European markets are rebounding nicely this morning, but the FTSE is being held back by a combination of ex-dividend stocks and caution ahead of the Bank of England’s inflation report.

Bank of England
Source Bloomberg

The Asian session saw a drop in Japanese GDP and weaker Chinese figures but these were not wildly beyond the range of expectations, allowing markets there to end in a positive fashion.

Meanwhile European stocks continue their rebound, although DAX watchers will be keen to see this index break 9215 in order to be confident that the slump is being confined to the history books.

The FTSE 100 would be joining in more enthusiastically were it not for the rush of ex-dividends that are containing the index’s gains today. Also keeping UK markets in check is today’s Bank of England Inflation Report, with most content to wait out the day until Mark Carney appears with his bevy of fan charts. UK unemployment was looking better once again, but the slump in earnings sends another signal that the stars have not yet aligned for a hike in interest rates.

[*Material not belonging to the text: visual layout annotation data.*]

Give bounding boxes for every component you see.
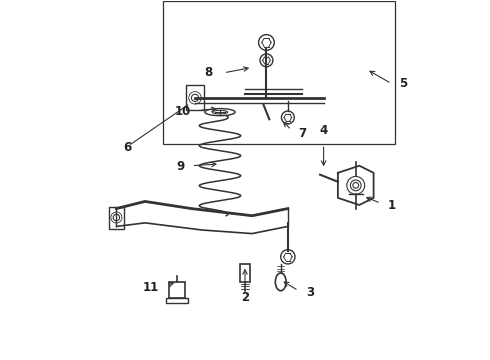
Text: 8: 8 [205,66,213,79]
Text: 5: 5 [398,77,407,90]
Text: 2: 2 [241,291,249,304]
Text: 11: 11 [143,281,159,294]
Text: 3: 3 [306,286,314,299]
Text: 7: 7 [298,127,307,140]
Bar [167,298,188,303]
Bar [109,207,124,229]
Text: 4: 4 [319,124,328,137]
Bar [186,85,204,111]
Bar [169,282,185,298]
Text: 6: 6 [123,141,131,154]
Text: 1: 1 [388,198,396,212]
Bar [163,1,395,144]
Text: 10: 10 [175,104,192,118]
Text: 9: 9 [176,160,184,173]
Bar [240,264,250,282]
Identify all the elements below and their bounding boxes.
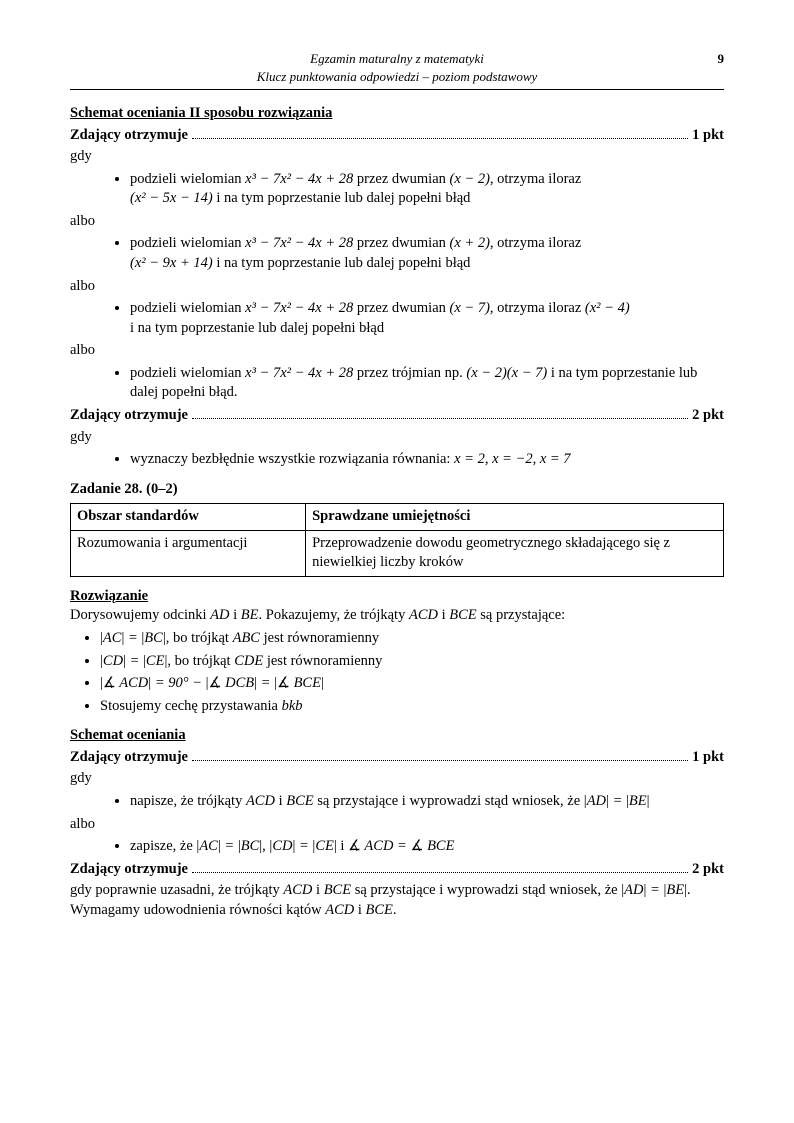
proof-step-2: CD = CE, bo trójkąt CDE jest równoramien… (100, 652, 724, 672)
score-value: 1 pkt (692, 748, 724, 768)
header-title-2: Klucz punktowania odpowiedzi – poziom po… (70, 68, 724, 86)
criterion-3: podzieli wielomian x³ − 7x² − 4x + 28 pr… (130, 299, 724, 338)
page-header: 9 Egzamin maturalny z matematyki Klucz p… (70, 50, 724, 90)
rozwiazanie-title: Rozwiązanie (70, 587, 724, 607)
table-header-1: Obszar standardów (71, 504, 306, 531)
criterion-1: podzieli wielomian x³ − 7x² − 4x + 28 pr… (130, 170, 724, 209)
section-schemat-ii-title: Schemat oceniania II sposobu rozwiązania (70, 104, 724, 124)
criteria-list-5: wyznaczy bezbłędnie wszystkie rozwiązani… (110, 450, 724, 470)
schemat-list-1: napisze, że trójkąty ACD i BCE są przyst… (110, 792, 724, 812)
gdy-label: gdy (70, 428, 724, 448)
criteria-list-4: podzieli wielomian x³ − 7x² − 4x + 28 pr… (110, 364, 724, 403)
criterion-2: podzieli wielomian x³ − 7x² − 4x + 28 pr… (130, 234, 724, 273)
albo-label: albo (70, 815, 724, 835)
dots (192, 751, 688, 761)
score-row-2pkt-b: Zdający otrzymuje 2 pkt (70, 860, 724, 880)
rozwiazanie-intro: Dorysowujemy odcinki AD i BE. Pokazujemy… (70, 606, 724, 626)
gdy-label: gdy (70, 769, 724, 789)
criterion-4: podzieli wielomian x³ − 7x² − 4x + 28 pr… (130, 364, 724, 403)
score-lead: Zdający otrzymuje (70, 860, 188, 880)
albo-label: albo (70, 341, 724, 361)
score-lead: Zdający otrzymuje (70, 406, 188, 426)
schemat-title: Schemat oceniania (70, 726, 724, 746)
dots (192, 129, 688, 139)
zadanie-28-title: Zadanie 28. (0–2) (70, 480, 724, 500)
schemat-item-2: zapisze, że AC = BC, CD = CE i ∡ ACD = ∡… (130, 837, 724, 857)
albo-label: albo (70, 212, 724, 232)
proof-step-4: Stosujemy cechę przystawania bkb (100, 697, 724, 717)
dots (192, 409, 688, 419)
header-title-1: Egzamin maturalny z matematyki (70, 50, 724, 68)
criteria-list-2: podzieli wielomian x³ − 7x² − 4x + 28 pr… (110, 234, 724, 273)
score-lead: Zdający otrzymuje (70, 126, 188, 146)
gdy-label: gdy (70, 147, 724, 167)
score-value: 2 pkt (692, 406, 724, 426)
criterion-5: wyznaczy bezbłędnie wszystkie rozwiązani… (130, 450, 724, 470)
score-row-1pkt-b: Zdający otrzymuje 1 pkt (70, 748, 724, 768)
page-number: 9 (718, 50, 725, 68)
score-value: 1 pkt (692, 126, 724, 146)
criteria-list-1: podzieli wielomian x³ − 7x² − 4x + 28 pr… (110, 170, 724, 209)
table-cell-1: Rozumowania i argumentacji (71, 530, 306, 576)
score-lead: Zdający otrzymuje (70, 748, 188, 768)
proof-list: AC = BC, bo trójkąt ABC jest równoramien… (80, 629, 724, 716)
albo-label: albo (70, 277, 724, 297)
final-paragraph: gdy poprawnie uzasadni, że trójkąty ACD … (70, 881, 724, 920)
schemat-item-1: napisze, że trójkąty ACD i BCE są przyst… (130, 792, 724, 812)
table-cell-2: Przeprowadzenie dowodu geometrycznego sk… (306, 530, 724, 576)
proof-step-3: ∡ ACD = 90° − ∡ DCB = ∡ BCE (100, 674, 724, 694)
standards-table: Obszar standardów Sprawdzane umiejętnośc… (70, 503, 724, 577)
score-value: 2 pkt (692, 860, 724, 880)
dots (192, 863, 688, 873)
schemat-list-2: zapisze, że AC = BC, CD = CE i ∡ ACD = ∡… (110, 837, 724, 857)
score-row-2pkt: Zdający otrzymuje 2 pkt (70, 406, 724, 426)
criteria-list-3: podzieli wielomian x³ − 7x² − 4x + 28 pr… (110, 299, 724, 338)
table-header-2: Sprawdzane umiejętności (306, 504, 724, 531)
score-row-1pkt: Zdający otrzymuje 1 pkt (70, 126, 724, 146)
proof-step-1: AC = BC, bo trójkąt ABC jest równoramien… (100, 629, 724, 649)
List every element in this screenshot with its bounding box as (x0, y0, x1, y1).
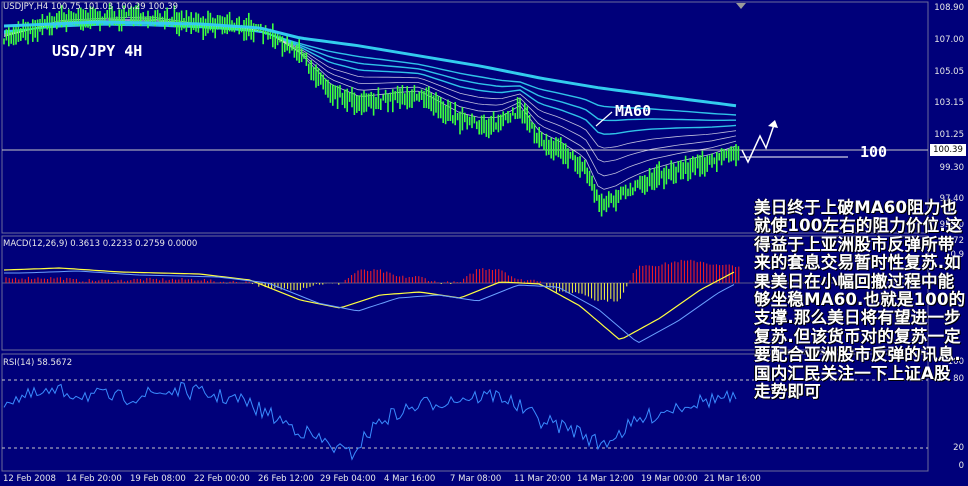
price-tick: 103.15 (934, 98, 964, 108)
ma-ribbon-line (3, 18, 737, 177)
macd-header: MACD(12,26,9) 0.3613 0.2233 0.2759 0.000… (3, 239, 198, 249)
chart-title: USD/JPY 4H (52, 42, 143, 60)
chart-shift-marker[interactable] (736, 3, 746, 9)
price-tick: 99.30 (939, 163, 964, 173)
time-tick: 7 Mar 08:00 (450, 474, 502, 484)
ma60-label: MA60 (615, 102, 652, 120)
time-tick: 14 Mar 12:00 (577, 474, 634, 484)
ma-ribbon-line (3, 21, 737, 149)
time-tick: 4 Mar 16:00 (384, 474, 436, 484)
ma-ribbon-line (3, 24, 737, 116)
time-tick: 21 Mar 16:00 (704, 474, 761, 484)
macd-histogram (5, 259, 740, 302)
ma60-line (3, 20, 737, 108)
macd-main-line (3, 267, 735, 340)
panel-borders (1, 1, 929, 472)
macd-signal-line (4, 270, 735, 343)
symbol-header: USDJPY,H4 100.75 101.03 100.29 100.39 (3, 2, 179, 12)
time-tick: 26 Feb 12:00 (258, 474, 314, 484)
forecast-arrow (741, 121, 776, 164)
forecast-arrow-head (768, 120, 778, 128)
price-tick: 93.72 (939, 236, 964, 246)
rsi-tick: 20 (953, 443, 964, 453)
macd-tick: 0.9 (950, 250, 964, 260)
time-tick: 19 Mar 00:00 (641, 474, 698, 484)
level-100-label: 100 (860, 143, 888, 161)
rsi-tick: 100 (947, 357, 964, 367)
time-tick: 12 Feb 2008 (3, 474, 56, 484)
current-price-box: 100.39 (930, 144, 966, 156)
time-tick: 29 Feb 04:00 (320, 474, 376, 484)
rsi-tick: 80 (953, 374, 964, 384)
price-tick: 107.00 (934, 35, 964, 45)
price-tick: 95.50 (939, 220, 964, 230)
price-tick: 108.90 (934, 3, 964, 13)
time-tick: 22 Feb 00:00 (194, 474, 250, 484)
time-tick: 14 Feb 20:00 (66, 474, 122, 484)
ma-ribbon (3, 16, 737, 190)
rsi-tick: 0 (958, 461, 964, 471)
ma-ribbon-line (3, 23, 736, 122)
price-tick: 101.25 (934, 130, 964, 140)
price-candles (3, 3, 740, 217)
rsi-line (3, 381, 737, 461)
time-tick: 11 Mar 20:00 (514, 474, 571, 484)
ma-ribbon-line (3, 19, 737, 163)
commentary-text: 美日终于上破MA60阻力也就使100左右的阻力价位.这得益于上亚洲股市反弹所带来… (754, 198, 966, 402)
price-tick: 97.40 (939, 194, 964, 204)
price-tick: 105.05 (934, 67, 964, 77)
rsi-header: RSI(14) 58.5672 (3, 358, 73, 368)
ma60-pointer (595, 111, 613, 127)
time-tick: 19 Feb 08:00 (130, 474, 186, 484)
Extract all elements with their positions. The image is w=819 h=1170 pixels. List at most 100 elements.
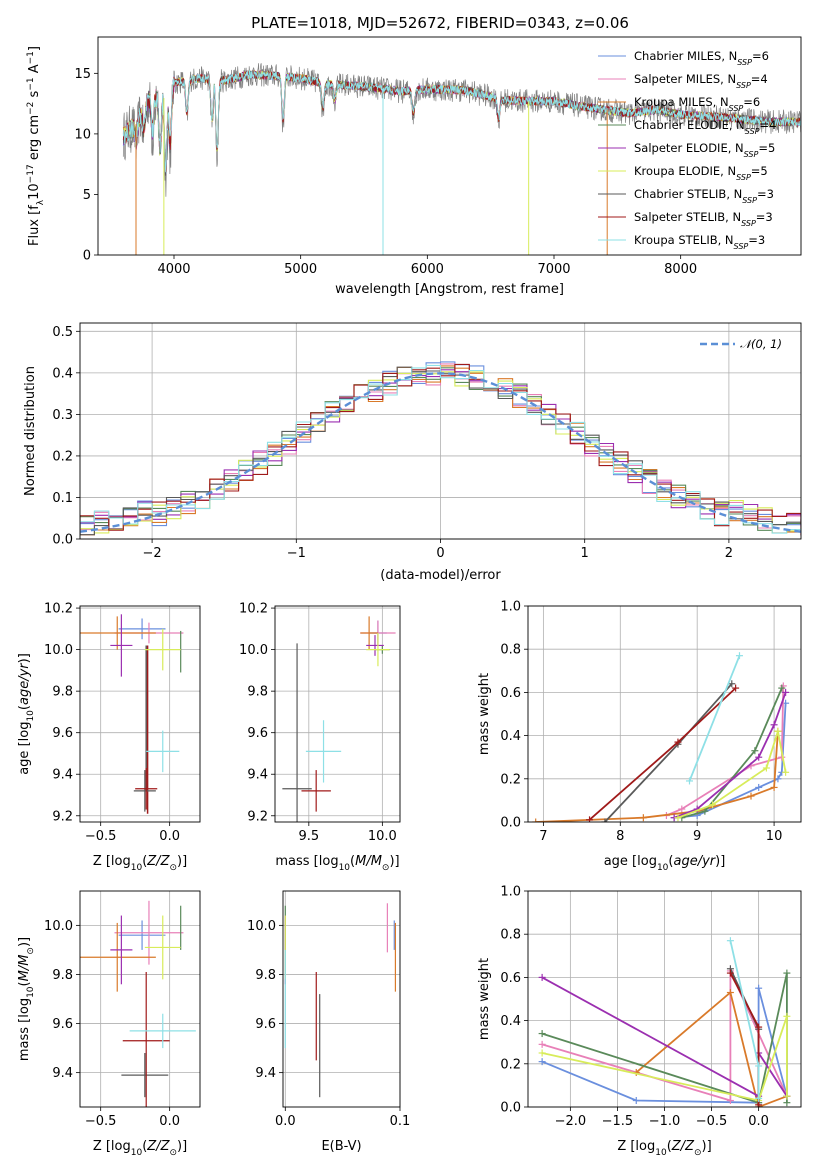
axes-residual-histogram: −2 −1 0 1 2 0.0 0.1 0.2 0.3 0.4 0.5 𝒩(0, 1) (data-mo… [23,322,802,583]
y-axis-label-part: ( [17,981,32,986]
x-tick-label: 7000 [537,262,570,277]
y-axis-label-part: s [27,90,42,101]
x-axis-label-part: )] [389,854,399,869]
x-axis-label: Z [log10(Z/Z⊙)] [617,1139,711,1158]
y-tick-label: 0.6 [500,971,521,986]
x-axis-label: Z [log10(Z/Z⊙)] [93,854,187,873]
x-tick-label: 0.0 [275,1114,296,1129]
x-axis-label-part: Z [log [93,854,131,869]
axes-frame [79,605,201,823]
y-tick-label: 15 [74,67,91,82]
y-tick-label: 0 [83,249,91,264]
x-axis-label-part: )] [177,1139,187,1154]
y-axis-label-part: 10 [27,183,42,200]
x-tick-label: −0.5 [85,1114,117,1129]
x-axis-label-part: 10 [655,1148,667,1158]
histogram-step-line [80,364,801,536]
y-axis-label-part: erg cm [27,115,42,164]
x-tick-label: −1 [287,546,306,561]
mass-weight-series-line [535,731,779,822]
axes-frame [282,890,401,1108]
x-axis-label-part: mass [log [275,854,338,869]
y-tick-label: 1.0 [500,600,521,615]
y-axis-label: mass weight [477,958,492,1040]
x-axis-label-part: )] [177,854,187,869]
x-axis-label-part: age/yr [673,854,716,869]
x-axis-label-part: 10 [339,863,351,873]
axes-mass-vs-ebv: 0.0 0.1 9.4 9.6 9.8 10.0 E(B-V) [247,890,411,1154]
x-axis-label-part: )] [702,1139,712,1154]
legend-entry-label: Chabrier ELODIE, N [634,118,745,132]
legend-entry-sub: SSP [741,219,756,228]
normal-reference-line [80,372,801,533]
x-tick-label: 0.0 [159,1114,180,1129]
y-axis-label-part: mass weight [477,673,492,755]
legend-entry-label: Kroupa STELIB, N [634,233,734,247]
legend-entry-label: Salpeter STELIB, N [634,210,741,224]
y-axis-label-part: 10 [26,710,36,722]
x-axis-label-part: 10 [131,863,143,873]
legend-entry-label: Salpeter ELODIE, N [634,141,744,155]
y-tick-label: 10.0 [44,919,73,934]
x-axis-label-part: )] [715,854,725,869]
x-axis-label-part: Z/Z [671,1139,695,1154]
x-tick-label: 0.0 [159,829,180,844]
y-axis-label-part: mass [log [17,998,32,1061]
y-tick-label: 9.2 [52,809,73,824]
x-axis-label: E(B-V) [321,1139,361,1154]
y-tick-label: 9.6 [52,726,73,741]
x-axis-label-part: ( [668,854,673,869]
x-tick-label: −2.0 [555,1114,587,1129]
legend-entry-sub: SSP [736,81,751,90]
y-tick-label: 0.3 [52,408,73,423]
legend-entry-sub: SSP [745,127,760,136]
y-tick-label: 9.8 [52,685,73,700]
x-tick-label: 2 [725,546,733,561]
legend-entry: Kroupa ELODIE, NSSP=5 [634,164,768,182]
axes-age-vs-mass: 9.5 10.0 9.2 9.4 9.6 9.8 10.0 10.2 mass [log10(M… [239,602,401,873]
x-tick-label: 0.1 [390,1114,411,1129]
mass-weight-series-line [635,990,788,1107]
legend-entry-count: =6 [752,49,769,63]
x-axis-label-part: M/M [355,854,382,869]
y-tick-label: 9.2 [247,809,268,824]
y-tick-label: 0.8 [500,928,521,943]
figure-title: PLATE=1018, MJD=52672, FIBERID=0343, z=0… [251,14,629,32]
mass-weight-series-line [688,655,741,782]
legend-entry-sub: SSP [734,242,749,251]
y-axis-label-part: )] [17,937,32,947]
legend-entry-label: Kroupa MILES, N [634,95,729,109]
plot-area [284,903,397,1098]
plot-area [532,652,790,822]
x-axis-label: age [log10(age/yr)] [604,854,726,873]
x-axis-label-part: ⊙ [169,863,177,873]
mass-weight-series-line [729,972,760,1105]
x-tick-label: −0.5 [696,1114,728,1129]
y-axis-label-part: −2 [26,102,36,115]
x-axis-label-part: Z/Z [146,1139,170,1154]
x-tick-label: 0.0 [748,1114,769,1129]
y-tick-label: 9.6 [247,726,268,741]
y-tick-label: 5 [83,188,91,203]
y-tick-label: 0.0 [500,816,521,831]
legend-entry: Salpeter STELIB, NSSP=3 [634,210,773,228]
legend-entry: Salpeter MILES, NSSP=4 [634,72,768,90]
x-tick-label: 8000 [664,262,697,277]
y-tick-label: 9.4 [52,768,73,783]
legend-entry-sub: SSP [736,173,751,182]
x-axis-label-part: 10 [657,863,669,873]
legend-entry-count: =4 [751,72,768,86]
y-tick-label: 9.8 [255,968,276,983]
y-tick-label: 9.4 [255,1066,276,1081]
y-axis-label-part: −1 [26,77,36,90]
axes-frame [274,605,401,823]
x-tick-label: 7 [539,829,547,844]
y-tick-label: 0.2 [500,772,521,787]
y-axis-label-part: ( [17,705,32,710]
axes-mass-weight-vs-Z: −2.0 −1.5 −1.0 −0.5 0.0 0.0 0.2 0.4 0.6 0.8 1.0 Z [… [477,885,802,1158]
x-axis-label-part: 10 [131,1148,143,1158]
legend-entry: Salpeter ELODIE, NSSP=5 [634,141,775,159]
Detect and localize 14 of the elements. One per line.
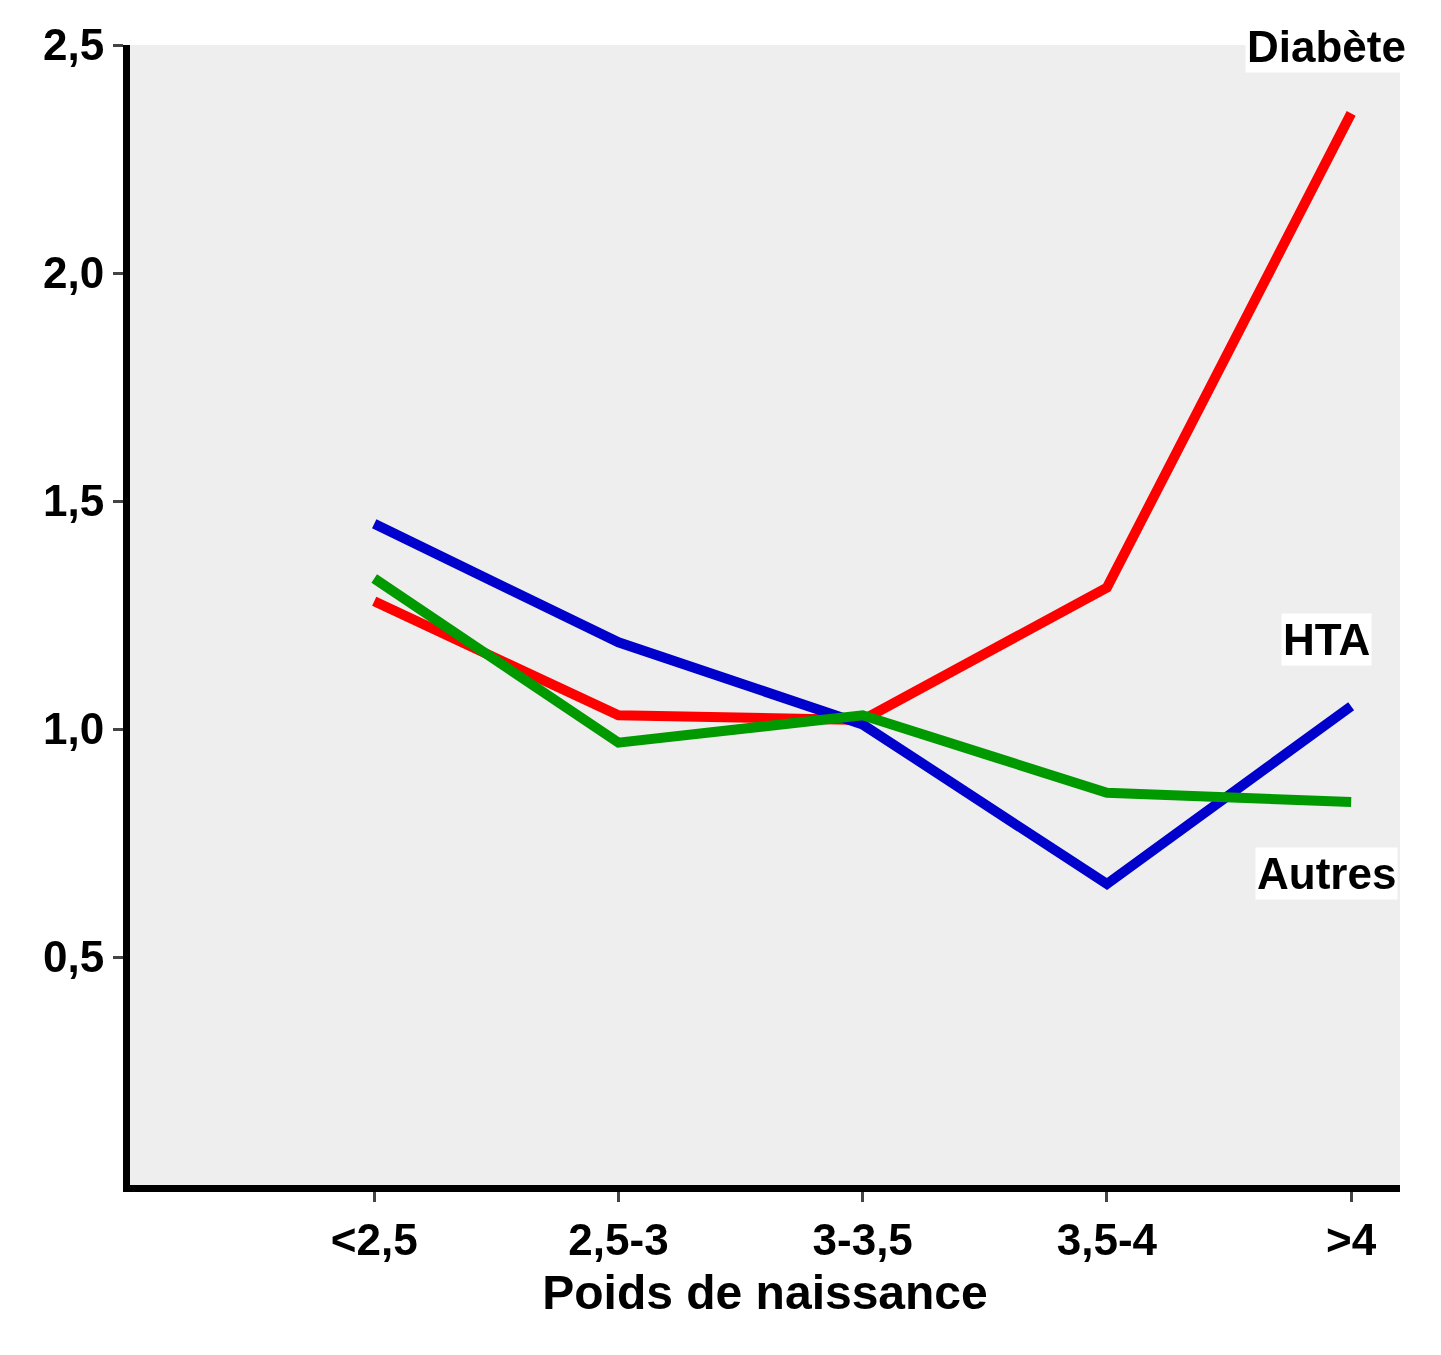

Yet another UK company sent a warning about the strong pound, as recruiter PageGroup highlighted the damage done to profits thanks to the increase in sterling, while G4S was boosted by fresh contracts in emerging markets that will help put recent scandals behind it.

US retail sales and a speech by Fed member William Dudley should enliven the session this afternoon, but overall the newsflow remains fairly light. Ukraine concerns remain, but if geopolitical tension continues to abate investors can return to focusing on rising US corporate earnings and an improving economy. Given these conditions, the atmosphere seems right for a further rally in stocks in the coming week, as those with an eye for a bargain seek to pick up shares beaten down during the recent volatile period.

Ahead of the open, we expect the Dow Jones to start some 50 points higher this afternoon at 16,608.